シムドライブは、清水氏が30年間蓄積してきた電気自動車の技術やノウハウを利用して、電気自動車を最小の費用で提供することをミッションとする。自動車メーカー、ティアワン部品メーカー、その他自動車製造に興味のある企業なら国籍を問わず参加できるオープン方式をとる。

今年はフェーズ1で普及モデルの検討や調査だが、フェーズ2では標準化と先行開発を行う。2010年内に2台を試作する計画で、そのために20社を集め、各社が2,000万円拠出し合計4億円をかけて試作する。インホイール・モーター車を先行開発できる上に、開発中に得られた情報を持ちかえることができる。これまでに自動車メーカーや部品メーカー、材料メーカー、商社などが参加の意思を見せているという。

ビジネスを3段階に分け、2013年の量産車への適用を目指す

フェーズ3は電気自動車の量産に入る。シムドライブは製造サポートや研修教育を支援する。インホイール・モーターのノウハウをメーカーに与え、その対価を受け取る。特許はシムドライブが持つことになる。特に量産によるロイヤルティ収入が主な収入となる。

誰もが参加できるオープン方式であるため、標準化するのはまず電池のサイズだ。バッテリの端子のサイズや端子間距離、バッテリそのものの大きさなどを標準化すれば、電極の改良などでバッテリ容量が進歩しても交換し、自動車の性能を上げることができる。
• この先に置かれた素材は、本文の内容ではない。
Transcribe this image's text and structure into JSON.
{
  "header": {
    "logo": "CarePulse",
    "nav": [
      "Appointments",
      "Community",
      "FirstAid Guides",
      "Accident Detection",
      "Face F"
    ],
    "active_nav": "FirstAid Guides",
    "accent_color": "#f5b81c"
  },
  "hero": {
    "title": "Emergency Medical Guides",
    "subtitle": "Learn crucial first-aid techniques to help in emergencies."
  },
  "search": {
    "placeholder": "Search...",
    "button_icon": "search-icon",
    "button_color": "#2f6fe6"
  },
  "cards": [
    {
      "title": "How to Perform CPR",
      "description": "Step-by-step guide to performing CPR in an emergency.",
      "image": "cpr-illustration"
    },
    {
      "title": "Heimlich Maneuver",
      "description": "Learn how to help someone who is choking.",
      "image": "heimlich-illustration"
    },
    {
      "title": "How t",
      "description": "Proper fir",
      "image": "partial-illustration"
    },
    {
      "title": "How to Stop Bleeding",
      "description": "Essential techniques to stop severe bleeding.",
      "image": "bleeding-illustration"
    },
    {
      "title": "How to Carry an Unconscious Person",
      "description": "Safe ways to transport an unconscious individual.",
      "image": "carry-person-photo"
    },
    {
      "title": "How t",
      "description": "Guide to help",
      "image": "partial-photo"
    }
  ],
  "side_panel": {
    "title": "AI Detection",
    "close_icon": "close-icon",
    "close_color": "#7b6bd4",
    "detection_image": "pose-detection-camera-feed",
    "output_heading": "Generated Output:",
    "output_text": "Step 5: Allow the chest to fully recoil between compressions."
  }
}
現在の大手自動車メーカーは電池で差別化を図ろうとしているが、シムドライブは電池の改良は日進月歩で進むため、常に性能のよい電池に変更できるようにする。また、標準化はハードウェア主体であり、各車輪に同じ電流を流すが、その先に4輪独立の自動車を試作する。

車種によってモーターの大きさも規格化し、モーターの直径は基本的に小型車用10cm、高級車用20cm、バスやトラック用の30cmと3種類だけに絞っている。クルマの出力はモーターの数で調整する。今のところ、モーターはタイヤの中には埋め込まない。ただし、同じ車軸に設置する。タイヤ数とモーター数で出力を調整するわけだが、清水氏によるとモーターの口径を大きくするほど効率は高くなるという。ここでも従来のガソリン車の常識は覆される。

既存の自動車でもボディをそのままに電気自動車に変えることも可能なのが同社の技術

標準化によって目指すところは、共通のプラットフォームを構成し、その上に自動車のボディを載せることで、ボディのデザインは各社各様にしてここで差別化を図る。部品を共通にしておけば大量生産可能になり、コストダウンが図れるというものだ。すでにプラットフォーム構想があり、形やサイズを共通化・標準化し、搭載する車両制御コントローラやインバータ、バッテリ、モーターなども差別化を図れる部品技術となる。部品サイズを標準化しておけば中身で勝負することになる。